Africa’s leading oil producers Nigeria and Angola will dominate oil and gas production in sub-Saharan Africa over the next five years, a recent report by Africa Energy Chamber says.
According to the African Energy Outlook 2020, energy production in Nigeria is projected to grow by 4.71 percent between 2019 and 2025. The forecast is based on a series of factors.
First, Total’s Egina deepwater field came on stream at the beginning of 2019, boosting crude production by nearly 10 percent or just over 200,000 barrels per day (bpd).
While the development of two new offshore fields has been slower than expected, they are scheduled to come on-stream in 2020. At their peak, the Anyala (OML 83) and Madu (OML 85) fields are expected to yield 50,000 bpd and 120 million standard cubic feet per day respectively.
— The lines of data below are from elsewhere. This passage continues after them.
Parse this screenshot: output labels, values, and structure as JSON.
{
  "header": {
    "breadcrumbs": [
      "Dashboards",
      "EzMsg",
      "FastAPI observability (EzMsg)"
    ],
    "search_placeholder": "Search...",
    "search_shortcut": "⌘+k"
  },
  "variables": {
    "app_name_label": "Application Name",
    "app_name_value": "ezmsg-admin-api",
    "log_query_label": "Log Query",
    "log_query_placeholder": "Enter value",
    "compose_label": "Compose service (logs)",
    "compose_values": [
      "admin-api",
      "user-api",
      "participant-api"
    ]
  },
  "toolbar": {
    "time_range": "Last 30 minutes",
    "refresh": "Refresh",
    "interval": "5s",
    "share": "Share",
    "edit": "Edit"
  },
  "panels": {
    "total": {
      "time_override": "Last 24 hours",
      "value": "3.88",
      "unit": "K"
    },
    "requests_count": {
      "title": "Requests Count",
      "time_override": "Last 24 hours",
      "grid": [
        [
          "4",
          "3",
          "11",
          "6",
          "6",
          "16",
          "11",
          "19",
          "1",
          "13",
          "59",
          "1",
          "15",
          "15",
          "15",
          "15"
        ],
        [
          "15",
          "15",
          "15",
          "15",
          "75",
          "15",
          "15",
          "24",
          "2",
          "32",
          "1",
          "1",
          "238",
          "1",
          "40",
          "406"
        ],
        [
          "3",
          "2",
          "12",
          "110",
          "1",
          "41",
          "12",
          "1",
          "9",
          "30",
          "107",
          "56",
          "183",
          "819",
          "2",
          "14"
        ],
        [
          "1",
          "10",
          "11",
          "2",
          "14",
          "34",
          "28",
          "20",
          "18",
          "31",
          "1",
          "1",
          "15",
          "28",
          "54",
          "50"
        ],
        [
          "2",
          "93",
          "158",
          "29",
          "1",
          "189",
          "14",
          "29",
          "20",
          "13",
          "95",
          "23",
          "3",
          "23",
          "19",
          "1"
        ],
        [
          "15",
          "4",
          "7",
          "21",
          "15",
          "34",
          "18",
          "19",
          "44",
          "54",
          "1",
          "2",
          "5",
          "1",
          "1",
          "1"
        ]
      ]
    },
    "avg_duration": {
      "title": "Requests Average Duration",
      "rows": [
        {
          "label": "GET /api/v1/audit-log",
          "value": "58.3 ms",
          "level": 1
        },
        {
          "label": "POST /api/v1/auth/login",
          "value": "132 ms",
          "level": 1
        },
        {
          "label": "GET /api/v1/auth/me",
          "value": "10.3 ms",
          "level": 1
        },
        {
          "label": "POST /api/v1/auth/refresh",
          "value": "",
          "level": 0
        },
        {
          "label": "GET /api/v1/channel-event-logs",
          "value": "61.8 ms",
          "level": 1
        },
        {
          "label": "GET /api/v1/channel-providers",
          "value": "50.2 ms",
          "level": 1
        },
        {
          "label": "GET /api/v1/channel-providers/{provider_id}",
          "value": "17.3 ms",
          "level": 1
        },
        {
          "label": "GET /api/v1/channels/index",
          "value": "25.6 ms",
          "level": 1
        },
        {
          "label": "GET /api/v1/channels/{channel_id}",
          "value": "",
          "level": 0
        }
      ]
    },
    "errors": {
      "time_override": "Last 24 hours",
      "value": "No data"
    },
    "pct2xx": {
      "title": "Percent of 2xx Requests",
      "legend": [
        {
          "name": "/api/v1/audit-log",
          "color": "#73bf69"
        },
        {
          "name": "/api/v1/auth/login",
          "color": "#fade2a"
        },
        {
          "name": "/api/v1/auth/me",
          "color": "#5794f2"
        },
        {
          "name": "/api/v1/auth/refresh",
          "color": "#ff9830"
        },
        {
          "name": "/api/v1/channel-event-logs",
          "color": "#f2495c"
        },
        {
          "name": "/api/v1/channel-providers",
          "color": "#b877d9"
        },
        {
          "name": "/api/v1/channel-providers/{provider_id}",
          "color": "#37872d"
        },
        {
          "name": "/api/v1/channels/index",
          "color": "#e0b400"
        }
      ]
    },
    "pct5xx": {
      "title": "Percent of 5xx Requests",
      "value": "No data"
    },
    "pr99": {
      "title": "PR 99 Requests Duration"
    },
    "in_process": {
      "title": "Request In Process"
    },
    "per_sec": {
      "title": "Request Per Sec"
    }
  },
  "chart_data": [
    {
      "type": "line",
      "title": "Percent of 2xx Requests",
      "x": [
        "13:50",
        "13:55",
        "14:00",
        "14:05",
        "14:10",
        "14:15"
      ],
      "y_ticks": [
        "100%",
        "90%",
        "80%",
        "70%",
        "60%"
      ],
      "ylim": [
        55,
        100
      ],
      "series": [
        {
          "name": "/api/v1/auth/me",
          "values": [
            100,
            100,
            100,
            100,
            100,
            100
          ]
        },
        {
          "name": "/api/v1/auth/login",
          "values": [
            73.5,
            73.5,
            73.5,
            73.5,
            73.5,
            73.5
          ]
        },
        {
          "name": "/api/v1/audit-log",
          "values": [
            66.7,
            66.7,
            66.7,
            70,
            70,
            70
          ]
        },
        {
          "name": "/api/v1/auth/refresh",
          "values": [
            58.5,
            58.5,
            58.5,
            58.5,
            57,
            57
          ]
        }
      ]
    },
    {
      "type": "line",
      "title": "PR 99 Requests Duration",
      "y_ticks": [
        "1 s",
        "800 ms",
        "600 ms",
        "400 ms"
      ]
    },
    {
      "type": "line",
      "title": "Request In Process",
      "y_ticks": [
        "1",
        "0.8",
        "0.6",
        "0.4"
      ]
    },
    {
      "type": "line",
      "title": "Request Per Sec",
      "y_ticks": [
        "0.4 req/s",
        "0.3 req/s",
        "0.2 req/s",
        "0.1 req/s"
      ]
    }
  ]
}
In addition, the final investment decision (FID) for the Bonga South West project is expected by 2022, with production scheduled to start in 2024. The field could add 225,000 bpd at peak flow.
There is growing momentum in Nigerian gas as well, the report added. But delay in the FID on the Train 7 liquefaction facility is holding up other projects which could supply feedstock to the facility.
Meanwhile, current forecasts estimate that Angola’s oil and gas output will fall by nearly 6 percent between 2019 and 2025. This is as a result of a decline in upstream investment in recent years – production fell by over 300,000 bpd – triggered by low oil prices, as well as the country’s high cost and challenging business environment.
However, the new administration under President João Lourenço is implementing a reform agenda that is rekindling interest. Oil firm BP is expected to start drilling wells in its deepwater Platina field (Block 18) by mid-2020 with first oil expected in 2021/2022 even as the government plans to award 50 blocks over the next five years.
New emerging force
Although the top oil producers should maintain their position in the region over the next five years, their share of total SSA daily production is projected to fall from 73.9 percent in 2019 to 58 percent in 2025 – more than a one-fifth loss of market share.
Mozambique’s growth is the key driving force behind this shift. Though one of the least economically developed on the continent, the south-eastern African nation holds nearly 3 trillion cubic feet of gas reserves – the third largest on the continent, behind Nigeria and Algeria.
“Over the next five years, IOCs, including Eni and Total, will be working to bring more than 30 million metric tons of annual gas production online, catapulting Mozambique into a significant global LNG supplier,” the report says.
Other noteworthy, albeit small, growth markets are Senegal, Mauritania (gas) and Kenya (oil). They are expected to see commercial levels of production come online in the next few years while Ghana and South Africa should also record increased levels of exploration activity.
Nigeria remains the “pre-eminent SSA oil and gas market, both in terms of production and proven reserves,” the report adds. But converting this potential into increased capacity will require “a more stable policy environment and the development of key infrastructure projects,” such as the Dangote Refinery.